What could be scarier than reading an article from a journalism major just out of college with no medical background offering medical advice?
The truth is, not everything you read online is in your interest.A lot of online content is downright untrue.While the author may come from an innocuous place, it can become very harmful when certain copies are taken as truth.
This is where the authority of the author (or author rank) starts to influence your content.Here, we debunk the myths surrounding author authority.Read on to find out if author authority is a ranking factor.
Disclaimer: Author Authority as a Ranking Factor
When it comes to Google, it makes sense that they treat author authority as a ranking factor because of the EAT (Expertise, Authority and Trust) guidelines.
but search enginesReallyCare who created the content?Also, does who the author is will influence the ranking algorithm?Spoiler alert: There isn't enough evidence to support this claim.But interest in the topic is growing.
Author Authority as a Ranking Factor: Evidence
Let's start with the first question, is author authority a ranking factor?
No, author authority is not a ranking factor.However, there are some Google patents that help them identify the author of a particular page.
In August 2005, Google applied for a patent for Agent Rank.If you want to learn more, Bill Slawski breaks down Agent Rank here.
short version?Google's patent uses "digital signatures" to rank content based on reputation scores.
On June 2011, 6, Google confirmed support for authorship flags.Remember rel="author:?
In 2014, Mark Traphagen conducted a study on authorship adoption to show that authorship adoption is slow.He found that 70% of authors did not link their authorship to the content.

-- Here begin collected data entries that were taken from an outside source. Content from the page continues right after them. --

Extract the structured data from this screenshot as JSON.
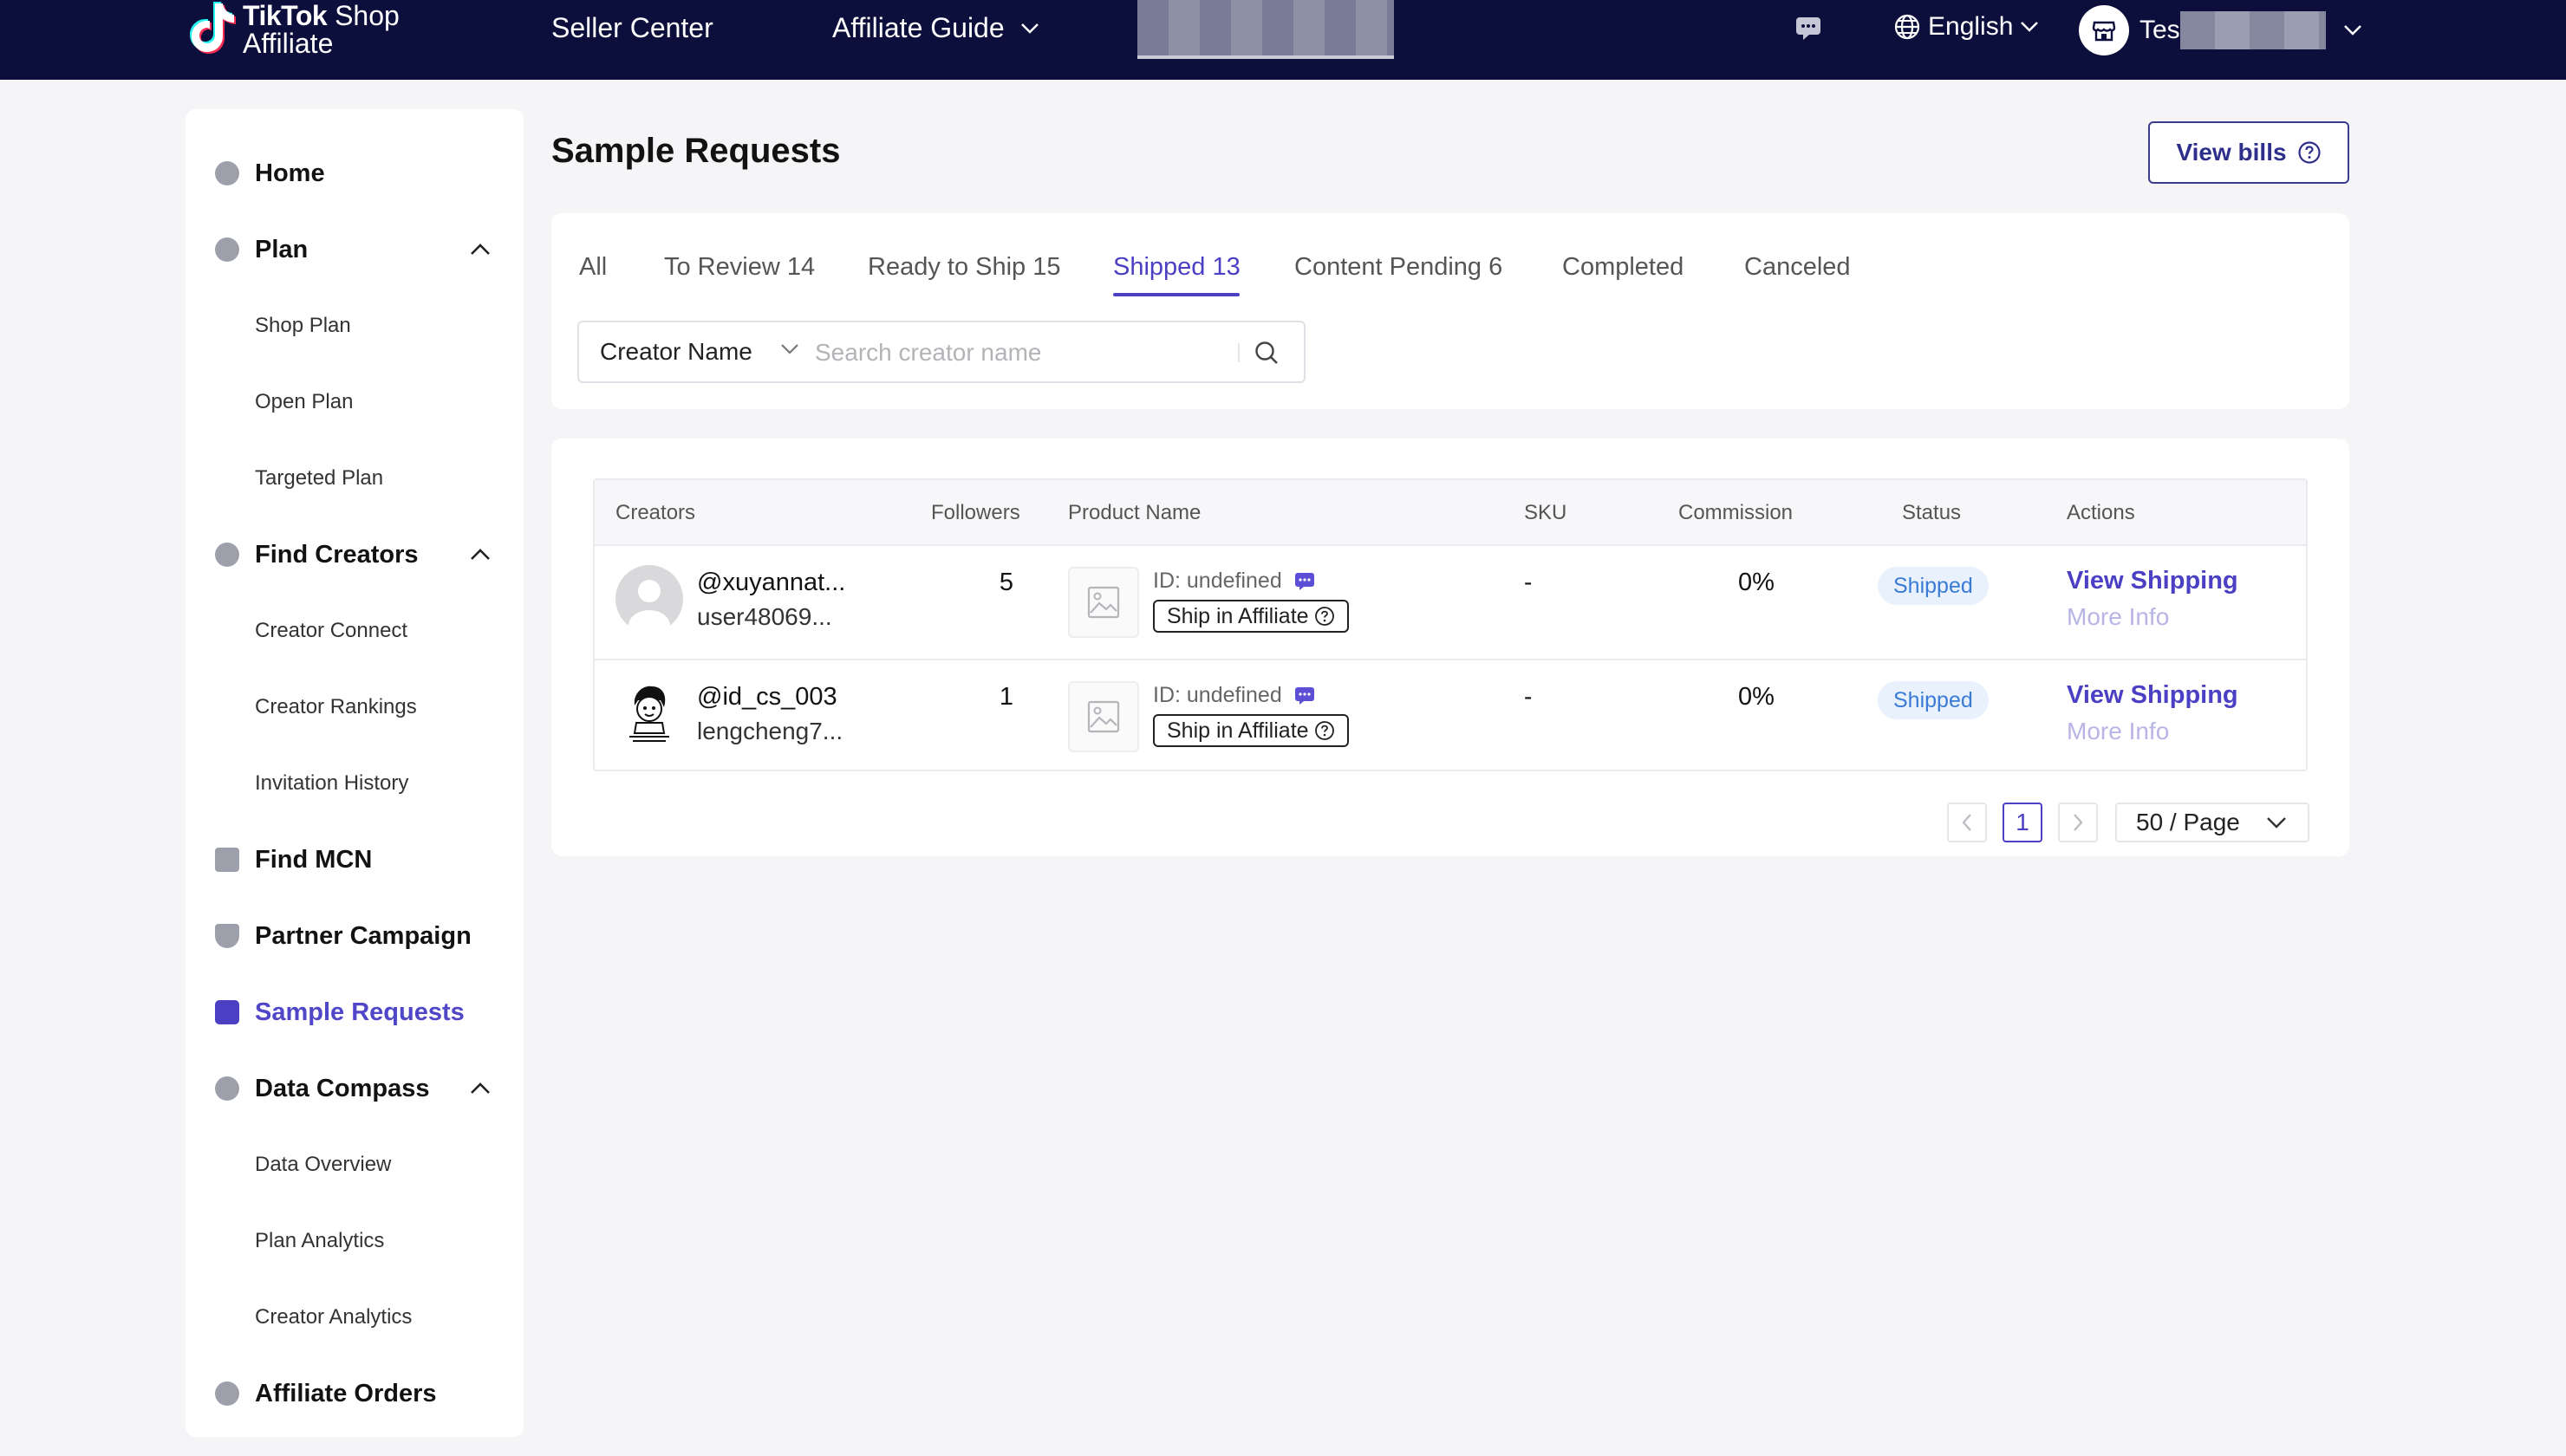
{
  "header": {
    "logo_line1_bold": "TikTok",
    "logo_line1_rest": " Shop",
    "logo_line2": "Affiliate",
    "seller_center": "Seller Center",
    "affiliate_guide": "Affiliate Guide",
    "language": "English",
    "account_name": "Tes"
  },
  "sidebar": {
    "items": [
      {
        "label": "Home",
        "icon": "home-icon"
      },
      {
        "label": "Plan",
        "icon": "plan-icon"
      },
      {
        "label": "Shop Plan"
      },
      {
        "label": "Open Plan"
      },
      {
        "label": "Targeted Plan"
      },
      {
        "label": "Find Creators",
        "icon": "search-creators-icon"
      },
      {
        "label": "Creator Connect"
      },
      {
        "label": "Creator Rankings"
      },
      {
        "label": "Invitation History"
      },
      {
        "label": "Find MCN",
        "icon": "mcn-icon"
      },
      {
        "label": "Partner Campaign",
        "icon": "campaign-icon"
      },
      {
        "label": "Sample Requests",
        "icon": "sample-icon"
      },
      {
        "label": "Data Compass",
        "icon": "compass-icon"
      },
      {
        "label": "Data Overview"
      },
      {
        "label": "Plan Analytics"
      },
      {
        "label": "Creator Analytics"
      },
      {
        "label": "Affiliate Orders",
        "icon": "orders-icon"
      }
    ]
  },
  "main": {
    "title": "Sample Requests",
    "view_bills": "View bills",
    "tabs": [
      {
        "label": "All"
      },
      {
        "label": "To Review 14"
      },
      {
        "label": "Ready to Ship 15"
      },
      {
        "label": "Shipped 13"
      },
      {
        "label": "Content Pending 6"
      },
      {
        "label": "Completed"
      },
      {
        "label": "Canceled"
      }
    ],
    "search": {
      "field": "Creator Name",
      "placeholder": "Search creator name"
    },
    "table": {
      "headers": [
        "Creators",
        "Followers",
        "Product Name",
        "SKU",
        "Commission",
        "Status",
        "Actions"
      ],
      "rows": [
        {
          "handle": "@xuyannat...",
          "user": "user48069...",
          "followers": "5",
          "product_id": "ID: undefined",
          "ship_tag": "Ship in Affiliate",
          "sku": "-",
          "commission": "0%",
          "status": "Shipped",
          "action_primary": "View Shipping",
          "action_secondary": "More Info"
        },
        {
          "handle": "@id_cs_003",
          "user": "lengcheng7...",
          "followers": "1",
          "product_id": "ID: undefined",
          "ship_tag": "Ship in Affiliate",
          "sku": "-",
          "commission": "0%",
          "status": "Shipped",
          "action_primary": "View Shipping",
          "action_secondary": "More Info"
        }
      ]
    },
    "pagination": {
      "current_page": "1",
      "page_size": "50 / Page"
    }
  },
  "colors": {
    "topbar": "#0c0f3b",
    "accent": "#4b40c4",
    "status_bg": "#e8f1fc",
    "status_text": "#3a7bd5"
  }
}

Later in 2014, the authorship mark was officially removed.
In 2016, Google's Gary Illyes told the SMX conference that Google "no longer uses authorship," but they know who the author is.
How does Google know this?Well, as we learned in the 2021 video, Google uses a number of factors (eg, links to profile pages, structured data, other visible information on the page) as part of a process called reconciliation.
Other relevant evidence we found came from August 2018, 8, when Google's John Mueller confirmed that Google did not use author reputation as a ranking factor.
So, what about EAT?Reputation is different from "expertise" and "authority".
Reputation is how others perceive the author.
Expertise and authority are characteristics Google uses to evaluate authors.
But recent patents show how authorship has evolved.For example, in March 2020, Google filed for a patent called Author Vectors to identify authors through internet-based writing styles.
In Slawki's assessment of the patent, he describes how the process works:
"Different authors can have different writing styles and different levels of expertise and interest in different topics.
Google is telling us through this new patent on author vectors that they may be able to identify the author of unlabeled content.
The truth is, we know that Google is getting better at determining who the author of content might be, with updates to their quality scoring guidelines.
But we don't know why or how they use this to support their ranking factor.
One thing we can be sure of is that Google recommends adding the author's URL to the article schema.
Author Authority as a Ranking Signal: Our Verdict
Author authority has had its ups and downs over the years.With Google's EAT-related quality scoring guidelines, it creates some grey areas in SEO.While author authority may not directly affect your organic search rankings, it's still wise to follow Google's Quality Score guidelines to improve your content performance.